How we create tension will be key in helping people learn how to create stability that unlocks mobility.
How do I create proper tension? The first step is to use the hands and feet in very specific ways. In DVRT we often talk about “breaking” the handles apart in drills like deadlifts, rows, and even presses. This also applies when we do exercises like I discussed earlier this week (you can read HERE ) where we grab directly upon the Ultimate Sandbag and try to pull it apart.
These “little” things end up being a BIG deal.
This type of tension helps us connect many chains of the body, particularly that of the lats and core that helps create that stability to the spine that helps us unlock our shoulders. The same has to be done with the feet and we can give many forms of feedback to help people learn to “grab the ground” with their feet. This stimulates the core muscles from the ground to gluteus and core. Just like what happens in the upper body, this helps us create stability to better mobility in the hips.
I’ve seen JUST this method help mobility and pain free movement like few other things!
Using weight often seems like a counterproductive way of building mobility. Yet, if we think of load as a teaching tool, we can quickly see that using weight can be one of the best ways to help people create better mobility.
More and more people are realizing the impact of tension to creating better mobility, but they miss that load gives us an opportunity to help the body to learn HOW to create better tension. When we hold a weight or have it upon our body, the core automatically starts to brace more and increases the tension we can create. That is why I always explain to coaches at our DVRT programs how we ALL move better WITH weight.
A great example is in our DVRT Dead Bug progressions. While we use a lot of cuing of “breaking” the handles, the fact we can grip tightly and have the load not just applying tension horizontally, but vertically as well makes the core activation in the movement significantly better.

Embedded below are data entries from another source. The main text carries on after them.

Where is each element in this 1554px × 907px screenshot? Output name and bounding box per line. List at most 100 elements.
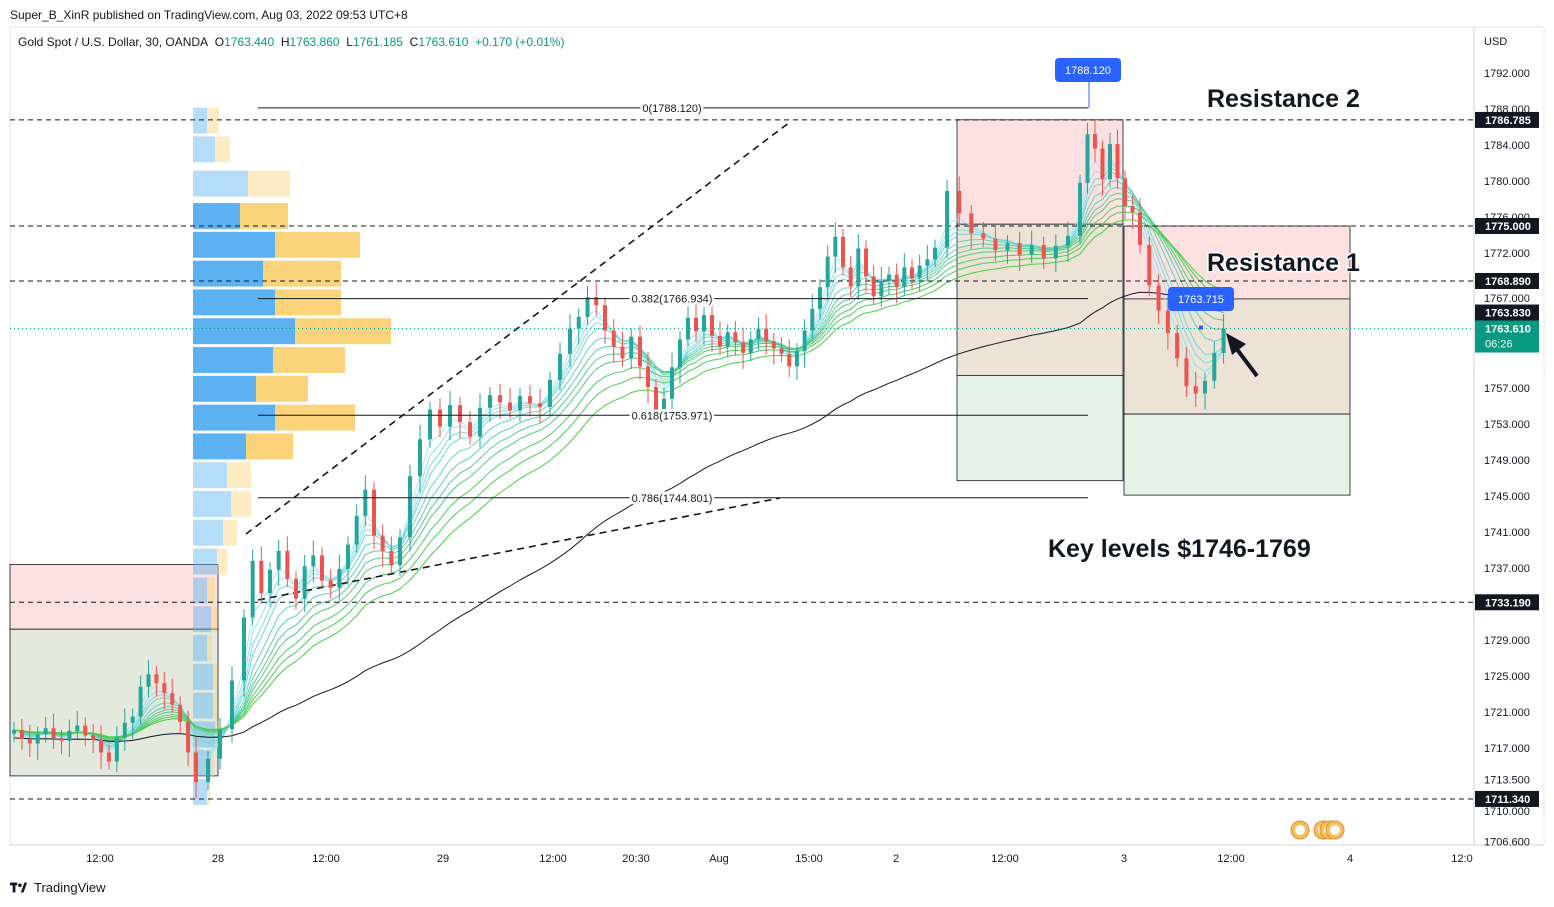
price-tick-label: 1706.600 [1484,837,1530,849]
candle-body [871,276,876,297]
volume-profile-sell-bar [256,375,308,402]
price-tick-label: 1717.000 [1484,743,1530,755]
level-price-text: 1711.340 [1485,794,1530,806]
time-tick-label: 15:00 [795,853,823,865]
candle-body [748,339,753,353]
price-tick-label: 1725.000 [1484,671,1530,683]
candle-body [771,341,776,349]
candle-body [250,560,255,618]
volume-profile-buy-bar [193,433,246,460]
candle-body [969,213,974,234]
candle-body [686,317,690,340]
candle-body [178,704,183,722]
candle-body [779,348,784,354]
high-label: H [280,35,290,49]
candle-body [1193,386,1198,394]
candle-body [428,409,432,440]
price-callout-text: 1763.715 [1178,294,1224,306]
candle-body [902,267,907,288]
candle-body [122,722,127,738]
candle-body [114,737,119,762]
time-tick-label: 29 [437,853,449,865]
candle-body [458,405,462,423]
volume-profile-buy-bar [193,375,256,402]
candle-body [276,550,281,570]
economic-event-flag-center [1295,825,1305,835]
candle-body [67,730,72,741]
candle-body [1212,352,1217,381]
candle-body [1085,134,1090,183]
symbol-title[interactable]: Gold Spot / U.S. Dollar, 30, OANDA [18,35,209,49]
candle-body [620,346,625,359]
candle-body [603,305,607,331]
candle-body [206,758,210,783]
candle-body [1005,243,1010,251]
candle-body [1100,148,1105,180]
time-tick-label: 2 [893,853,899,865]
time-tick-label: 12:00 [86,853,114,865]
low-label: L [346,35,353,49]
level-price-tag [1475,594,1539,611]
price-tick-label: 1792.000 [1484,68,1530,80]
candle-body [1029,244,1034,255]
candle-body [702,315,706,332]
candle-body [794,351,799,367]
candle-body [833,236,838,257]
candle-body [925,259,930,266]
level-price-text: 1768.890 [1485,276,1531,288]
candle-body [35,734,40,744]
candle-body [389,550,394,566]
volume-profile-buy-bar [193,462,227,489]
volume-profile-sell-bar [215,721,219,748]
arrow-head-icon [1226,333,1246,355]
candle-body [1175,333,1180,359]
candle-body [1165,310,1170,334]
fib-level-label: 0.382(1766.934) [632,294,713,306]
volume-profile-buy-bar [193,170,248,197]
volume-profile-sell-bar [207,577,215,604]
level-price-text: 1763.830 [1485,308,1531,320]
tradingview-logo-icon [10,882,28,892]
volume-profile-buy-bar [193,289,275,316]
volume-profile-sell-bar [207,635,212,661]
candle-body [146,674,151,687]
candle-body [1108,144,1112,180]
volume-profile-sell-bar [207,779,210,805]
level-price-tag [1475,272,1539,289]
price-tick-label: 1729.000 [1484,635,1530,647]
tradingview-footer[interactable]: TradingView [10,880,106,895]
candle-body [841,236,845,268]
chart-annotation: Key levels $1746-1769 [1048,535,1311,563]
price-tick-label: 1749.000 [1484,455,1530,467]
candle-body [508,402,512,411]
price-tick-label: 1713.500 [1484,775,1530,787]
candle-body [1115,144,1120,179]
currency-label: USD [1484,36,1507,48]
chart-annotation: Resistance 1 [1207,249,1360,277]
time-tick-label: 20:30 [622,853,650,865]
candle-body [733,332,738,343]
candle-body [478,407,482,437]
volume-profile-sell-bar [217,548,227,575]
open-label: O [214,35,225,49]
candle-body [1053,245,1058,259]
long-moving-average [13,291,1224,742]
callout-anchor-dot [1199,325,1203,330]
candle-body [418,439,422,477]
volume-profile-sell-bar [213,692,217,719]
volume-profile-sell-bar [248,170,290,197]
candle-body [810,308,815,331]
candle-body [242,617,246,681]
candle-body [654,387,658,410]
time-tick-label: 12:00 [312,853,340,865]
time-tick-label: 3 [1121,853,1127,865]
candle-body [558,353,562,380]
candle-body [611,330,616,347]
open-value: 1763.440 [224,35,275,49]
volume-profile-buy-bar [193,404,275,431]
candle-body [538,403,542,407]
candle-body [528,396,532,404]
level-price-text: 1786.785 [1485,115,1531,127]
volume-profile-sell-bar [213,663,217,690]
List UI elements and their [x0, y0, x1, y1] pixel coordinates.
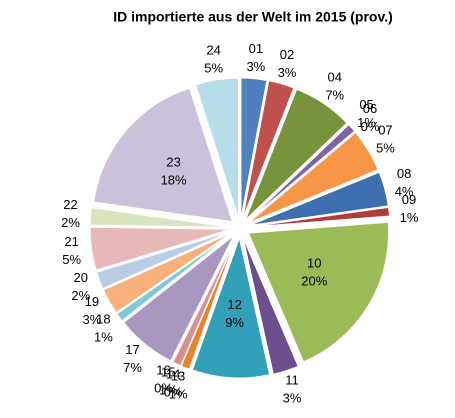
- pie-slice: [194, 77, 239, 219]
- slice-value-label: 18%: [161, 173, 187, 188]
- slice-value-label: 5%: [62, 252, 81, 267]
- slice-value-label: 7%: [325, 87, 344, 102]
- slice-category-label: 10: [307, 255, 321, 270]
- slice-category-label: 05: [359, 97, 373, 112]
- slice-category-label: 11: [285, 372, 299, 387]
- slice-value-label: 5%: [204, 60, 223, 75]
- pie-slice: [191, 236, 271, 379]
- slice-category-label: 09: [402, 192, 416, 207]
- slice-value-label: 1%: [94, 330, 113, 345]
- chart-title: ID importierte aus der Welt im 2015 (pro…: [113, 9, 393, 25]
- slice-category-label: 13: [171, 369, 185, 384]
- slice-category-label: 24: [206, 42, 220, 57]
- pie-slice: [245, 88, 348, 221]
- slice-category-label: 01: [249, 41, 263, 56]
- slice-category-label: 12: [227, 297, 241, 312]
- slice-value-label: 0%: [154, 380, 173, 395]
- slice-value-label: 3%: [83, 312, 102, 327]
- slice-category-label: 06: [363, 101, 377, 116]
- pie-slice: [102, 232, 232, 314]
- slice-category-label: 08: [397, 166, 411, 181]
- slice-value-label: 0%: [164, 385, 183, 400]
- slice-value-label: 2%: [71, 288, 90, 303]
- slice-category-label: 23: [166, 155, 180, 170]
- pie-slice: [93, 87, 234, 223]
- slice-category-label: 02: [280, 47, 294, 62]
- pie-slice: [116, 233, 233, 322]
- slice-category-label: 15: [161, 365, 175, 380]
- slice-category-label: 17: [125, 342, 139, 357]
- slice-value-label: 5%: [376, 140, 395, 155]
- pie-slice: [89, 226, 231, 271]
- pie-slice: [240, 77, 268, 219]
- pie-slice: [242, 237, 299, 375]
- slice-category-label: 07: [378, 122, 392, 137]
- slice-value-label: 4%: [395, 184, 414, 199]
- slice-category-label: 18: [96, 312, 110, 327]
- pie-slice: [172, 236, 236, 363]
- pie-slice: [123, 235, 235, 362]
- slice-value-label: 1%: [159, 383, 178, 398]
- pie-slice: [89, 207, 231, 228]
- slice-value-label: 2%: [61, 215, 80, 230]
- pie-slice: [249, 171, 389, 226]
- slice-value-label: 1%: [400, 210, 419, 225]
- slice-category-label: 16: [156, 362, 170, 377]
- slice-category-label: 21: [64, 234, 78, 249]
- slice-category-label: 22: [63, 197, 77, 212]
- slice-value-label: 0%: [361, 119, 380, 134]
- slice-value-label: 3%: [283, 390, 302, 405]
- slice-value-label: 3%: [278, 65, 297, 80]
- slice-category-label: 20: [74, 270, 88, 285]
- slice-category-label: 19: [85, 294, 99, 309]
- pie-slice: [249, 206, 391, 228]
- slice-value-label: 1%: [169, 387, 188, 402]
- pie-slice: [96, 231, 231, 290]
- slice-value-label: 20%: [301, 273, 327, 288]
- pie-slice: [248, 131, 379, 224]
- slice-category-label: 14: [166, 367, 180, 382]
- slice-value-label: 1%: [357, 115, 376, 130]
- pie-slice: [242, 80, 295, 219]
- slice-value-label: 9%: [225, 315, 244, 330]
- slice-value-label: 7%: [123, 360, 142, 375]
- slice-category-label: 04: [327, 69, 341, 84]
- slice-value-label: 3%: [246, 59, 265, 74]
- pie-slice: [247, 221, 390, 363]
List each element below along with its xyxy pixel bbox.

DVRT Up Downs are a great example of how we create tension against the Ultimate Sandbag and practice stability and mobility at the same time.
While using the first two principles alone can enhance overall mobility, we can’t forget the role of specificity overall. One of the foundational principles of training is the S.A.I.D. principle (specific adaptations to imposed demands). In other words, we get good at what we practice.
When it comes to building mobility this is especially true. If we want to develop more mobility in a squat, then using our concepts with thin a squat pattern will transform our squat fastest. The same can be said for improving hip mobility, especially internal rotation of our hip (where we typically lack the most movement in the hip). DVRT Master, Taizo Omura, shows how we use our DVRT Around the Worlds in a specific hip position to instantly improve internal rotation of the hip within just a few repetitions.
The DVRT Around the Worlds are a great demonstration of reactive core work using a combination of a lift/chop action with a plank. In such a drill we still create tension down, but we time our tension with relaxation in the upper body. We have to be a bit relaxed to have the arms mover around the body, but in the back side and when the weight is in front we can create a lot of tension into the ground to help brace our core and give us that added stability.
People often joke with me that we do magic tricks because during our DVRT courses we can improve movement so quickly in just a few repetitions of an exercise. I like to remind people of the famous saying that “magic is just science we don’t understand.” Once we understand the body you too can create “magic” rather easily.